Aucun des représentants des États profonds de la Tripartite (représentants permanents de l’armée, des services secrets et des bureaucraties diplomatiques) n’est vraiment tombé dans ce mensonge, mais si l’on en croit le rapport, la Russie et la Turquie envisagent évidemment ce projet comme un « compromis » entre grandes puissances pour mettre fin à la guerre en Syrie. La position publique de la Russie a toujours été de soutenir qu’elle n’est pas intervenue en Syrie pour protéger personnellement le président Assad, mais pour combattre le terrorisme dans le pays, et que c’est au peuple syrien de décider de son destin politique.
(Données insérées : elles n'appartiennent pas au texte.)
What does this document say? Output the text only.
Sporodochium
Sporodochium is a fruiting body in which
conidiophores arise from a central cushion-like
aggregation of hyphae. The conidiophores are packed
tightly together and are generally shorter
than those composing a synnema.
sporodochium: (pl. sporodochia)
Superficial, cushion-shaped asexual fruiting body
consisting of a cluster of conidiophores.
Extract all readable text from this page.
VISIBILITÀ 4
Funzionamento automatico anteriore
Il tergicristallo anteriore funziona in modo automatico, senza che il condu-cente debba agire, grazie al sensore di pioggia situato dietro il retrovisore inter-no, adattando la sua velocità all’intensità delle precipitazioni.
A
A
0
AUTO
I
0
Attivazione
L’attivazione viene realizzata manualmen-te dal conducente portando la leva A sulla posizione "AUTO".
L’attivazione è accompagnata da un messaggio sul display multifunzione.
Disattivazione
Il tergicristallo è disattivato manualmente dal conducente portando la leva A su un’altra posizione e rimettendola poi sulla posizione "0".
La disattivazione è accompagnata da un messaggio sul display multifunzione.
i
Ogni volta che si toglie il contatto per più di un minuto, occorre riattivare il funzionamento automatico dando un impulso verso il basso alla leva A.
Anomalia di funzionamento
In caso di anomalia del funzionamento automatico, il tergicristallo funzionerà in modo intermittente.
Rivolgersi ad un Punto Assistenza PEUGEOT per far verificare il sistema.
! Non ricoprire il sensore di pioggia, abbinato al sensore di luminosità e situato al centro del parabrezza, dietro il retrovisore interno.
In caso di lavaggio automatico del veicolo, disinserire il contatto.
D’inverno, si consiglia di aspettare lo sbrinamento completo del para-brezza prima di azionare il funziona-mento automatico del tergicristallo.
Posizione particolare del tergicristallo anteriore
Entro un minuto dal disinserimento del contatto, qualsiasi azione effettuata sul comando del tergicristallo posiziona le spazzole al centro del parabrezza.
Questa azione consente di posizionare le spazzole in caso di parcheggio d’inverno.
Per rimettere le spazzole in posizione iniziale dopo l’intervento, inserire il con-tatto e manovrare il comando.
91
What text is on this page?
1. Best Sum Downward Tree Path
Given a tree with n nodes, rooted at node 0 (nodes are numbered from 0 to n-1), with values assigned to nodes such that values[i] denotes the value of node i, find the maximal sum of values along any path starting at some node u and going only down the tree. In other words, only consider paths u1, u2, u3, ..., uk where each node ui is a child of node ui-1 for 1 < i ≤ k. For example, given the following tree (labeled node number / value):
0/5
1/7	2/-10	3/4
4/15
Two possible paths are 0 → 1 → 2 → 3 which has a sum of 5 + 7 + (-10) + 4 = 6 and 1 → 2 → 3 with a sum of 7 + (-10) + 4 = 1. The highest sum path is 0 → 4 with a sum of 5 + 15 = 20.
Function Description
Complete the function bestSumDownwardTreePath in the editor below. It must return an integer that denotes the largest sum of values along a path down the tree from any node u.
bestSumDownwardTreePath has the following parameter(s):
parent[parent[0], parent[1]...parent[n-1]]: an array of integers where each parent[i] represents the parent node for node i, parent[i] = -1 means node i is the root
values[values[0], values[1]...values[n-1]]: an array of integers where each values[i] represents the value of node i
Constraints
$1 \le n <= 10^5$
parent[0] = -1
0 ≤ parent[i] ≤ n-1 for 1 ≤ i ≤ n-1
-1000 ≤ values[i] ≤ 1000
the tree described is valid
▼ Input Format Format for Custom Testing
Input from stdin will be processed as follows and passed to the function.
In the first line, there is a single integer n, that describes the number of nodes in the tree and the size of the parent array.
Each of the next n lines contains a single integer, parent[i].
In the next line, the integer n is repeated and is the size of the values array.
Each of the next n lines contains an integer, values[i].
Cela donne à Moscou la marge de manœuvre diplomatique pour ne pas perdre la face si le gouvernement syrien et les représentants de l’opposition, lors des négociations de paix d’Astana et d’autres rassemblements ultérieurs, s’entendent pour que le président Assad finisse par s’écarter, car ce serait techniquement une « décision » prise au nom de leurs représentants politiques. Pour mémoire, l’auteur est fermement opposé à un changement de régime « en douceur » contre le président Assad comme une condition préalable pour parvenir à une « solution » durable à la guerre sur la Syrie, mais si le chef national, son gouvernement et les personnes qu’ils représentent sont d’accord à cet égard, quelles qu’en soient les raisons, l’auteur respecterait pleinement leur décision et la soutiendrait.
Intransigeance iranienne
L’article de Reuters semble curieusement conjecturer que le principal obstacle à la « fédéralisation » et au changement « en douceur » du régime contre le président Assad est l’Iran, qui, selon certaines informations, n’a pas encore misé sur l’une ou l’autre de ces deux propositions. Encore une fois, il faut souligner qu’il n’y a aucun moyen de vérifier l’une ou l’autre de ces affirmations faites dans l’article de l’agence et que cela pourrait très bien être simplement une arme dans la guerre de l’information, soigneusement conçue pour semer la suspicion et la méfiance parmi la Tripartite. Mais néanmoins, les points sur lesquels il s’appuie méritent d’être abordés. C’est un fait que le ministre iranien de la Défense Hossein Dehghan s’oppose à l’incorporation de l’Arabie saoudite dans les pourparlers de paix tripartite sur la Syrie, en particulier les négociations d’Astana, mais la Russie et la Turquie sont intéressées à éventuellement l’y inclure pour trouver rapidement une solution à la guerre en Syrie. Cette approche met deux des membres de la tripartite en désaccord avec le troisième, mais cela ne semble pas encore être un briseur d’accord qui pourrait mettre à mal le partenariat naissant.Malgré cela, à cause des hostilités de longue date entre Téhéran et Riyad, certains Iraniens sont extrêmement insensibles aux tensions sectaires manufacturées qui se sont produites à travers le Moyen-Orient au fil des ans, bien que la République islamique doive évaluer objectivement la réalité de la situation en Syrie et reconnaître qu’il est extrêmement difficile de mettre fin au conflit sans la participation de l’Arabie saoudite sous une forme quelconque. Bien sûr, cela ne signifie pas que Riyad mérite automatiquement un siège à la table des négociations du conflit, juste qu’il doit être engagé dans une certaine mesure de façon constructive, mais sans aller jusqu’à lui faire confiance dans ce format. Un autre des calculs en jeu pour Téhéran est que le président Assad et la nature unitaire de l’État syrien sont de puissants remparts contre l’expansion du sectarisme chaotique dans le Moyen-Orient et qu’il est douteux que l’Iran puisse conserver une bonne partie de son influence positive si la Syrie devait se terminer informellement comme pays pour devenir un État partiellement divisé, encore moins si un candidat de l’« opposition modérée » devait battre le futur remplaçant alaouite du président Assad.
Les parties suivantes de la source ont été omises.